RESI sample preparation

The RESI staining mix was prepared as follows: anti-GFP Nbs (clone 1H1), conjugated with DNA-docking strands 5xR1, 5xR2, 7xR3, or 7xR4 were added in equimolar amounts to a final concentration of 50 nM in Blocking buffer, and ALFA-tag nanobodies conjugated with DNA-docking strands 5xR5, 5xR6, 7xL1 or 7xL4 were added to the GFP-Nb-mix in Blocking buffer to a final concentration of 50 nM. 200 μL RESI staining mix was added per well and incubated overnight at 4 °C. The next day, unbound binders were removed by washing with the Washing buffer (Supplementary Table 4), followed by a single wash with PBS. Post-fixation was performed with 4% PFA in PBS + 0.1% glutaraldehyde for 10 min. Quenching was performed with 0.2 M NH4Cl in PBS, followed by washing with PBS. Gold nanoparticles, freshly diluted 1:3 in PBS, were vortexed thoroughly, and 250 µL of the gold suspension was added and incubated for 7 min before washing with PBS.

RESI imaging

mEGFP-CD20 transfected cells were selected by screening for homogenous, low GFP-fluorescence in TIRF mode, using a 488 nm excitation laser with 1 mW at the objective.
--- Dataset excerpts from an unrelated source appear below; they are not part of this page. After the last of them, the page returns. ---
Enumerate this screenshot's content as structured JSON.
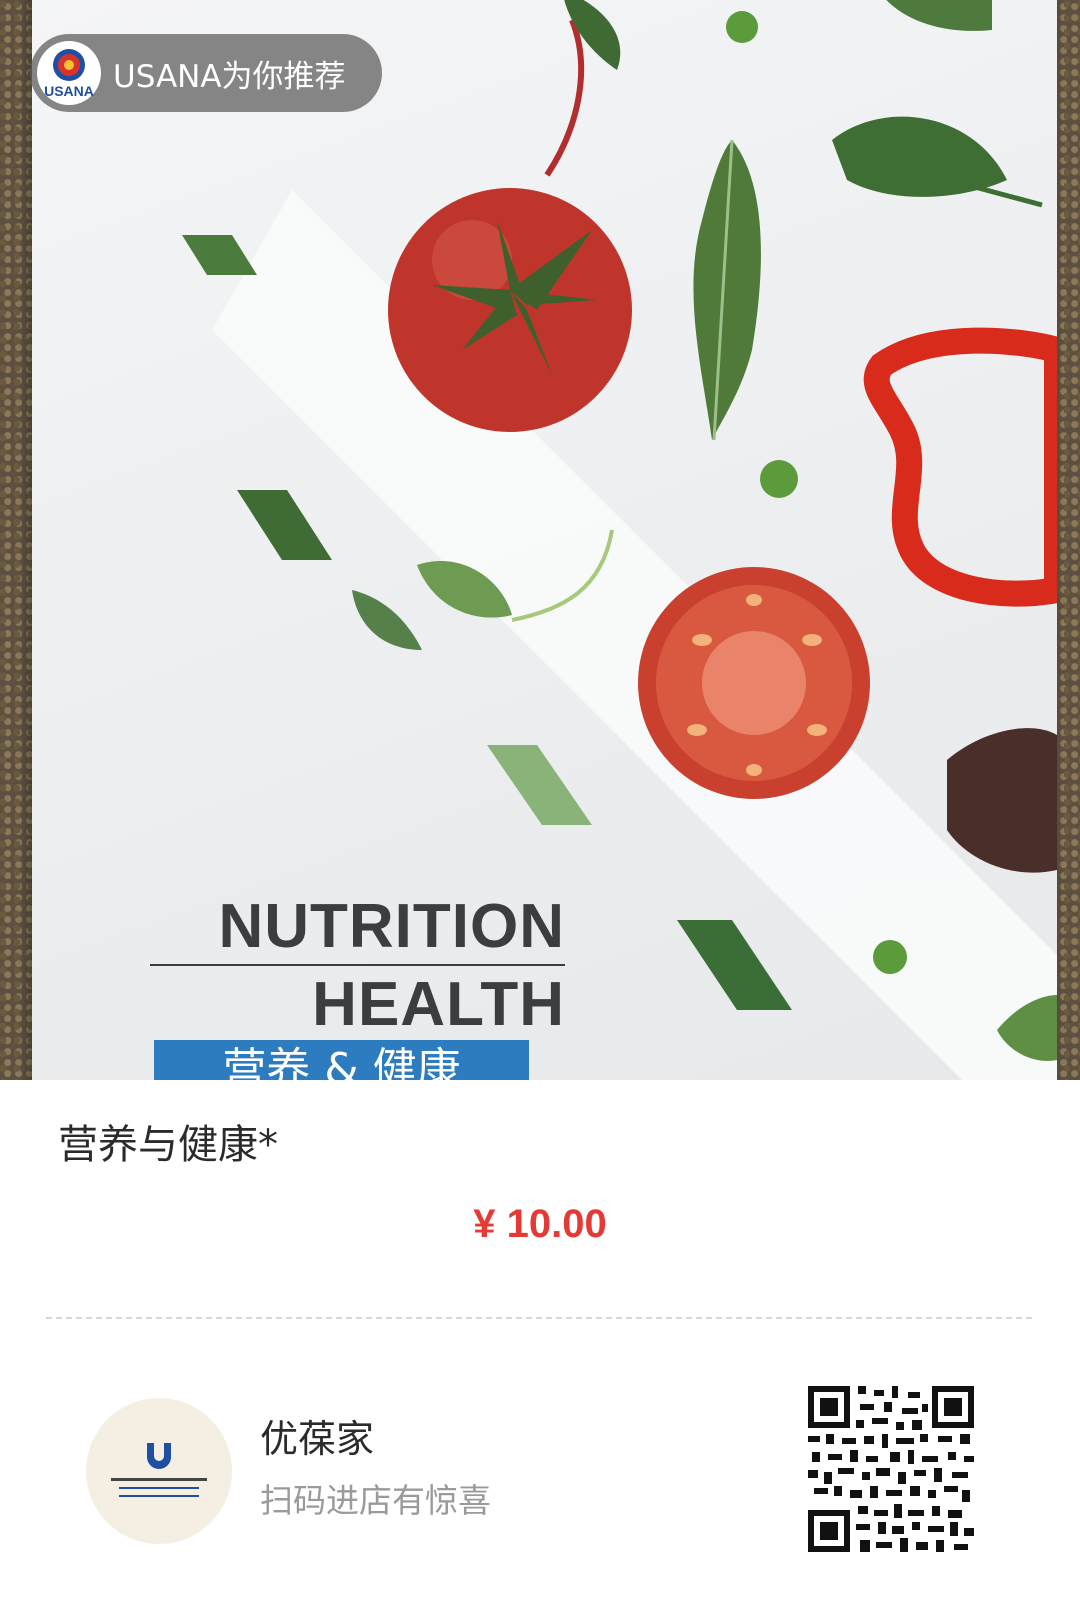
{
  "recommend": {
    "brand": "USANA",
    "label": "USANA为你推荐"
  },
  "cover": {
    "line1": "NUTRITION",
    "line2": "HEALTH",
    "band_text": "营养 & 健康"
  },
  "product": {
    "title": "营养与健康*",
    "price": "¥ 10.00"
  },
  "shop": {
    "name": "优葆家",
    "tagline": "扫码进店有惊喜"
  },
  "colors": {
    "price": "#e53935",
    "band": "#2d7cc0",
    "tomato": "#c0352b",
    "leaf": "#4f7a3a"
  },
  "icons": {
    "recommend_logo": "usana-logo-icon",
    "shop_avatar": "shop-avatar-icon",
    "qr": "qr-code-icon"
  }
}
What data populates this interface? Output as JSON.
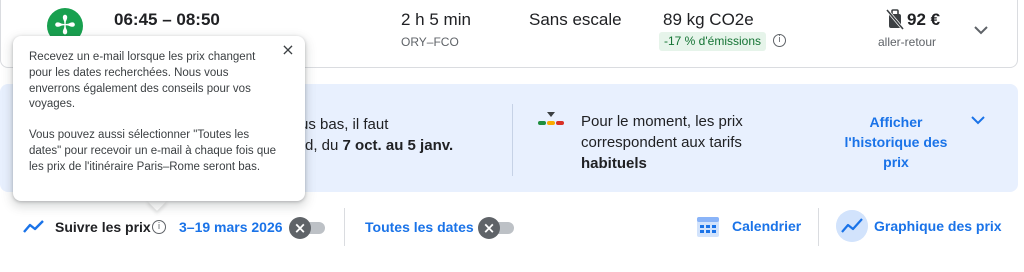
{
  "flight": {
    "logo_glyph": "✢",
    "times": "06:45 – 08:50",
    "duration": "2 h 5 min",
    "route": "ORY–FCO",
    "stops": "Sans escale",
    "co2": "89 kg CO2e",
    "co2_badge": "-17 % d'émissions",
    "price": "92 €",
    "trip_type": "aller-retour",
    "icons": {
      "baggage": "no-carry-on-bag-icon",
      "expand": "chevron-down-icon",
      "info": "info-icon"
    }
  },
  "insights": {
    "best_time_line1": "us bas, il faut",
    "best_time_line2_prefix": "rd, du ",
    "best_time_dates": "7 oct. au 5 janv.",
    "price_level_line1": "Pour le moment, les prix",
    "price_level_line2": "correspondent aux tarifs",
    "price_level_line3": "habituels",
    "history_link": "Afficher l'historique des prix",
    "icons": {
      "price_level": "price-level-indicator-icon",
      "collapse": "chevron-down-icon"
    }
  },
  "track": {
    "label": "Suivre les prix",
    "dates": "3–19 mars 2026",
    "all_dates_label": "Toutes les dates",
    "toggle_glyph": "×",
    "calendar_label": "Calendrier",
    "price_graph_label": "Graphique des prix",
    "icons": {
      "track": "trending-line-icon",
      "calendar": "calendar-icon",
      "graph": "price-graph-icon"
    }
  },
  "tooltip": {
    "paragraph1": "Recevez un e-mail lorsque les prix changent pour les dates recherchées. Nous vous enverrons également des conseils pour vos voyages.",
    "paragraph2": "Vous pouvez aussi sélectionner \"Toutes les dates\" pour recevoir un e-mail à chaque fois que les prix de l'itinéraire Paris–Rome seront bas.",
    "close_glyph": "×"
  },
  "colors": {
    "accent": "#1a73e8",
    "banner": "#e8f0fe",
    "badge_bg": "#e6f4ea",
    "badge_text": "#137333",
    "airline": "#18a04f"
  }
}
Next, the Imaging buffer (Supplementary Table 4) was freshly prepared, and R4 imager strands were added at a concentration of 500 pM. Using the 561 nm excitation laser at 30 mW at the objective, cells were further selected for sufficiently sparse, homogenous blinking density. Afterwards, the first RESI image acquisition round was initiated with imager concentration ranging from 500 pM to 1 nM. Imagers were washed off with PBS, and imager strands for the next RESI imaging round were added in a freshly prepared Imaging buffer (Supplementary Table 4). All other imagers were added with the same procedure until 8 rounds of RESI imaging were completed. A detailed overview of imaging parameters is listed in Supplementary Table 5.

Microscope setup

2D and 3D Fluorescence imaging was carried out on an inverted microscope (Nikon Instruments, Eclipse Ti2) with the Perfect Focus System, applying an objective-type TIRF configuration equipped with an oil-immersion objective (Nikon Instruments, Apo SR TIRF ×100, numerical aperture 1.49, oil). 488 nm and 560 nm lasers (MPB Communications, 1 W) were used for excitation and coupled into the microscope via a Nikon manual TIRF module. The laser beams were passed through cleanup filters (Chroma Technology, ZET488/10× for 488 nm excitation, ZET561/10× for 560 nm excitation) and coupled into the microscope objective using a beam splitter (Chroma Technology, ZT488rdc-UF2 for 488 nm excitation, ZT561rdc-UF2 for 560 nm excitation). Fluorescence was spectrally filtered with an emission filter (Chroma Technology, ET525/50 m and ET500lp for 488 nm excitation, ET600/50 m and ET575lp for 560 nm excitation and ET705/72 m) and imaged on an sCMOS camera (Hamamatsu, ORCA-Fusion BT) without further magnification, resulting in an effective pixel size of 130 nm (after 2 × 2 binning). The central 1,152 × 1,152 pixels (576 × 576 after binning) of the camera were used as the region of interest, and the scan mode was set to lowest noise ( ≥ 100 ms) for 100 ms integration time and low noise ( ≥ 25 ms) for 75 ms integration time. Three-dimensional (3D) imaging was performed using an astigmatism lens (Nikon Instruments, N-STORM) in the detection path42. Raw microscopy data were acquired using μManager (Version 2.0.1)43.

Image analysis for RESI

Raw fluorescence data were subjected to super-resolution reconstruction using the Picasso software package7 (latest version available at https://github.com/jungmannlab/picasso). Drift correction was performed with redundant cross-correlation and gold particles as fiducials for cellular experiments. Gold NPs were also used to align all rounds for 8-plex exchange. After channel alignment with RCC and gold NPs, whole cell regions of the DNA-PAINT data were picked and analyzed using the Picasso SMLM clustering algorithm (latest version available at https://github.com/jungmannlab/picasso) for each target individually.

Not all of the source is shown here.